SLS will have three engines initially but could grow to five engines, Gerstenmaier said. It will fly about once or twice a year.
After at least one unmanned test flight, SLS has been planned to transport astronauts on the Orion Multi-Purpose Crew Vehicle, which can carry six people.
Initially, SLS will be able to lift 70 metric tons, but that can be expanded to 130 metric tons when advanced boosters are added. That first version will have 10% more thrust than Saturn V did at its liftoff and will be slightly shorter. The second iteration of SLS will have 20% more thrust than Saturn V at liftoff. The Saturn V rocket was 363 feet tall, and the second version of SLS will be about 40 feet taller.

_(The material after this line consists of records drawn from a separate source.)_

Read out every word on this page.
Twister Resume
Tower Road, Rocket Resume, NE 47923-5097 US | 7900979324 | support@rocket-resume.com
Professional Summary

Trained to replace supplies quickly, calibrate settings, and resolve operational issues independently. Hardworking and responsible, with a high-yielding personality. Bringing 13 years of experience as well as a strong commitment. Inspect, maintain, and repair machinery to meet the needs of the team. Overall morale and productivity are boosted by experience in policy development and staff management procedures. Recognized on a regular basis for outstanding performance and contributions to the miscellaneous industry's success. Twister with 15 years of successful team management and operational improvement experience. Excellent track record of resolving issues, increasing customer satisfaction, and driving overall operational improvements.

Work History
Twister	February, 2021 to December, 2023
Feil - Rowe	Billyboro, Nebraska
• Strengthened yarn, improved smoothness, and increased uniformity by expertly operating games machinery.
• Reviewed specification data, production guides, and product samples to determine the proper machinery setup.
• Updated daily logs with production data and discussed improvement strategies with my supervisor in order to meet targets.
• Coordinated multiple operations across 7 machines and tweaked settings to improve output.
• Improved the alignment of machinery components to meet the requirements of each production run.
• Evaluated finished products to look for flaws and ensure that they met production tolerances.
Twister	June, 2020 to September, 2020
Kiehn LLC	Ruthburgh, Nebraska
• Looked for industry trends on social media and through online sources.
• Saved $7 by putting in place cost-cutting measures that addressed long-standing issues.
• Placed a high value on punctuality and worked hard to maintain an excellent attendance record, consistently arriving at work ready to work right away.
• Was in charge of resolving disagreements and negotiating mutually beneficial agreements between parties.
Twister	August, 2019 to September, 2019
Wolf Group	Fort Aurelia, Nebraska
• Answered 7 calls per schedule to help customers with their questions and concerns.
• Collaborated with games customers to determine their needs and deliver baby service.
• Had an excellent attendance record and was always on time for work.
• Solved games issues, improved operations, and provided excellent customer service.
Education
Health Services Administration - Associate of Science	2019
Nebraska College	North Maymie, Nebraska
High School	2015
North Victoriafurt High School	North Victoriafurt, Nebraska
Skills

Saturn V is the rocket that NASA's Apollo and Skylab programs used from 1967 to 1973, and it is the only vehicle that has taken humans out of low-Earth orbit and to the moon.
SLS may look like the child of Saturn V and the space shuttle - at least, according to some Twitter users - but Gerstenmaier says that's not really true. There are similarities to the shuttle, but advancements in manufacturing techniques have made a big difference in terms of efficiency. There's lots that's new: for instance, solid rocket boosters that may be used for early test flights have advancements in nozzle materials and insulation to newer, green technologies.
"Even though rockets may look very similar, there are advances that are taken to get to efficiencies and to get to more reliable systems," said Doug Cooke, deputy associate administrator for NASA's Human Exploration and Operations Mission Directorate.